Kwan-li-so: North Korea’s Gulag

While the nation celebrated 100 years since the birth of Eternal President Kim Il-sung the 15th of April this year, the pomp and circumstance masked yet another tragedy within the Democratic People’s Republic of Korea. The Committee for Human Rights in North Korea estimates that 23,000 North Koreans live in South Korea, including many former political prisoners – survivors of the world’s most repressive police state.

There are different types of forced labor camp in the DPRK: kwan-li-so, for political prisoners and imprisonment in which is permanent; kyo-hwa-so, penitentiaries for regular criminals; and, finally, detention centers for those who have attempted to flee into China.

Tales of forced abortions under the guise of ‘racial purity’ as well as frequent starvation are common. On top of meager rations, prisoners are often worked 12 hours a day in intense labor, one of the most popular forms of which is mining. Because food is so scarce, prisoners often fend for themselves by eating local flora and fauna like rabbits and snakes, as well as eating grass or even manure.

Estimates vary, but it is believed that more than 200,000 political prisoners are being held in camps in North Korea’s north-eastern provinces. Because of an edict by Kim Il-sung in 1972, three generations of family members can be incarcerated for the crimes of one person. This program was carried out under the guise of crushing the ‘seed of class enemies.’

The seed of factionalists or enemies of class, whoever they are, must be eliminated through three generations.

Kim Il-sung

If you fail to maintain the cleanliness of the required portraits of Kim Il-sung and Kim Jong-il, present on the walls of every North Korean home, business, or factory, you could be sent to the kwan-li-so. If you lived in Eastern Europe during the fall of communism in the 1980s, you could be sent to the kwan-li-so. Religious belief, contact with the outside, or the possession of South Korean products are all reasons to be sent to the kwan-li-so. In true Orwellian fashion, not only can one’s actions be criminal, but also one’s thoughts, speech, or appearance.
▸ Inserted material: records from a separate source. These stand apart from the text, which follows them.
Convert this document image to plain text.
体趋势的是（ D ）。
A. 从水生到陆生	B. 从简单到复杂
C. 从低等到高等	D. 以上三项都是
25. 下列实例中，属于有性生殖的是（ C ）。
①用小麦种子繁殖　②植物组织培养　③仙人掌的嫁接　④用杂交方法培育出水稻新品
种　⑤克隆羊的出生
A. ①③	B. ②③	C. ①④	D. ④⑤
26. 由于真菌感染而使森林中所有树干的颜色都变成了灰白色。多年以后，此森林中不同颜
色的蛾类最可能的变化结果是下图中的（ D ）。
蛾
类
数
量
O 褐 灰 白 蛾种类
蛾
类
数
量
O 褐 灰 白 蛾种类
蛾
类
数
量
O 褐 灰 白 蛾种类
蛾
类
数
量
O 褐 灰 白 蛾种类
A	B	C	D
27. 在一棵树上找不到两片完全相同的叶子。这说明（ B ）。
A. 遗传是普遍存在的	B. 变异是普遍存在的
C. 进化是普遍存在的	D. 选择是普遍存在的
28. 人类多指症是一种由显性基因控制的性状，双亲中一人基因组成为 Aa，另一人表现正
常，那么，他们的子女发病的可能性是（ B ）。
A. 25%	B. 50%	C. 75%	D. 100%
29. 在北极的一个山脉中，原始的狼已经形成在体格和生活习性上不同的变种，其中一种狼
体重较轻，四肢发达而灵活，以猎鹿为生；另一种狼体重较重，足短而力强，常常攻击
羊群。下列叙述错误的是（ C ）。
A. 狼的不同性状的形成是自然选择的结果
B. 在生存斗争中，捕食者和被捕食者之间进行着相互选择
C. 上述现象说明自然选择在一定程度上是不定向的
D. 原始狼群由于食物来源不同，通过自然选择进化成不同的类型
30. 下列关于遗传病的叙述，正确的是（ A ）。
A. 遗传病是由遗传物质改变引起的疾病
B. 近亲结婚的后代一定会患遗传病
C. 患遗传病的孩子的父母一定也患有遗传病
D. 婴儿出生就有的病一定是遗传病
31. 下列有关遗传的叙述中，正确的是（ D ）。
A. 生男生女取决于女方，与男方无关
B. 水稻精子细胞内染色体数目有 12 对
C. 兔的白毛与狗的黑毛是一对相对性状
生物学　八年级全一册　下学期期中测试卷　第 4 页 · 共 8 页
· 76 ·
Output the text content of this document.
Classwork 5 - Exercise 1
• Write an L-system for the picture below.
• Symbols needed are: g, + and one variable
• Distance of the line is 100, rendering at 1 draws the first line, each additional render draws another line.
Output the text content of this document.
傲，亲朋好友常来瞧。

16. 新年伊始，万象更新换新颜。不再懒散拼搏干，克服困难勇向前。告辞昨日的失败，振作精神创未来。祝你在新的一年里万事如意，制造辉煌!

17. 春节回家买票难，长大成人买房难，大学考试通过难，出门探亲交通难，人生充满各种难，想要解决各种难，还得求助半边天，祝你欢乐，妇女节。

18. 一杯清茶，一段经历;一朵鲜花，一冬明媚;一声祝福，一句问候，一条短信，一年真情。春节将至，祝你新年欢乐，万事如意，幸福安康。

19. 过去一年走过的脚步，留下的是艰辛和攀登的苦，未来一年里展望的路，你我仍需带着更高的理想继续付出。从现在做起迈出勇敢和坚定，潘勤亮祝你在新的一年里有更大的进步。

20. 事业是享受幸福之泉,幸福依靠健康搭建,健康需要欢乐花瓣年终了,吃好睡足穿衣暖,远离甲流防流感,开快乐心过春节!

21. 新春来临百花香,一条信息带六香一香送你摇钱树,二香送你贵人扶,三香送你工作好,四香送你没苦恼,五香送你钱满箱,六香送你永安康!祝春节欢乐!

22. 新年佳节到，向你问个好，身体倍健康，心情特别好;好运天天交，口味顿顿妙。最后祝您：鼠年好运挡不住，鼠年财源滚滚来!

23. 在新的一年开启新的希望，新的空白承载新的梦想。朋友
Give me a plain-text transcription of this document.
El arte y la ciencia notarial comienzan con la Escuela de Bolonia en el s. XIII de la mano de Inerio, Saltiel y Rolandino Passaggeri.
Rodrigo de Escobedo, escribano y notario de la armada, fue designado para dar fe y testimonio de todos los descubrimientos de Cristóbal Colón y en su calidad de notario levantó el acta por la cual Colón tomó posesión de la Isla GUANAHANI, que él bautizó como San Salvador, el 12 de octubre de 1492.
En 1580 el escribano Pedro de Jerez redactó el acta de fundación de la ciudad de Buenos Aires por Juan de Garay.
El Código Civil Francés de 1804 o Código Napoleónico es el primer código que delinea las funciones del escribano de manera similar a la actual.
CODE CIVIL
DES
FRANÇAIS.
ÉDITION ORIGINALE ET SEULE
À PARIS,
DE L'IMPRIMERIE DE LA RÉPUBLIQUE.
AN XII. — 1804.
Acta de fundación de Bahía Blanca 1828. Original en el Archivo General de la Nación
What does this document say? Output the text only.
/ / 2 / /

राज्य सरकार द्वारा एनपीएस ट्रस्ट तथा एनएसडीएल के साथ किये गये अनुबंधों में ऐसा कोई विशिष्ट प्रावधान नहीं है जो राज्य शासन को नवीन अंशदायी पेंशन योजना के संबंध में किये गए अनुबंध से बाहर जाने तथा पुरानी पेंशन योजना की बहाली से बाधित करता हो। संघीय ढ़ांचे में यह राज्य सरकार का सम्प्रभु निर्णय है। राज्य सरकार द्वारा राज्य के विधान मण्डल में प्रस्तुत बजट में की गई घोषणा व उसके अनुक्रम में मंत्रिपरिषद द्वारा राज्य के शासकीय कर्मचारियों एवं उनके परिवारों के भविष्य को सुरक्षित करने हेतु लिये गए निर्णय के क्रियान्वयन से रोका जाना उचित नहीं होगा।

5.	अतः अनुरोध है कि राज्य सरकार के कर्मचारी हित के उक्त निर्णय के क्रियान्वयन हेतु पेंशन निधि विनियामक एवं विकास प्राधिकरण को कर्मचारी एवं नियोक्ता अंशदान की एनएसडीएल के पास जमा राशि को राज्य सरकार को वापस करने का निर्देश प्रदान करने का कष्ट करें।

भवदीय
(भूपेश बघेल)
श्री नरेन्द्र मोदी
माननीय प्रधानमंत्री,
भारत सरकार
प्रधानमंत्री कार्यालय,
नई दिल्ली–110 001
The mandatory pendants of Eternal President Kim Il-sung worn on the breast of every North Korean is an outward sign of this control: failure to wear it is also a crime.

Comparing the kwan-li-so with the Soviet gulag is not the best analogue because the North Korean government has perfected methods of torture and cruelty that make the kwan-li-so its own unique perversion of justice.

Akin to other totalitarian systems before it, the victims of North Korea’s repression are never told of their crimes, they are never given a trial, nor is anyone ever made aware of what happened to them. When the issue of the kwan-li-so’s existence is brought up in diplomatic meetings with foreign powers, the DPRK refuses to discuss or even acknowledge the camp’s existence.

Similar to the feudal Chosun dynasty, the population is divided into hereditary classes of loyal, wavering, and hostile – the last being the majority of the kwan-li-so‘s prisoners.

The issue remains largely unaddressed by the United Nations and North Korea’s closest ally, China, not only does not condemn the existence of these camps but also repatriates refugees who come into China from North Korea, insuring their incarceration in one of the gulags.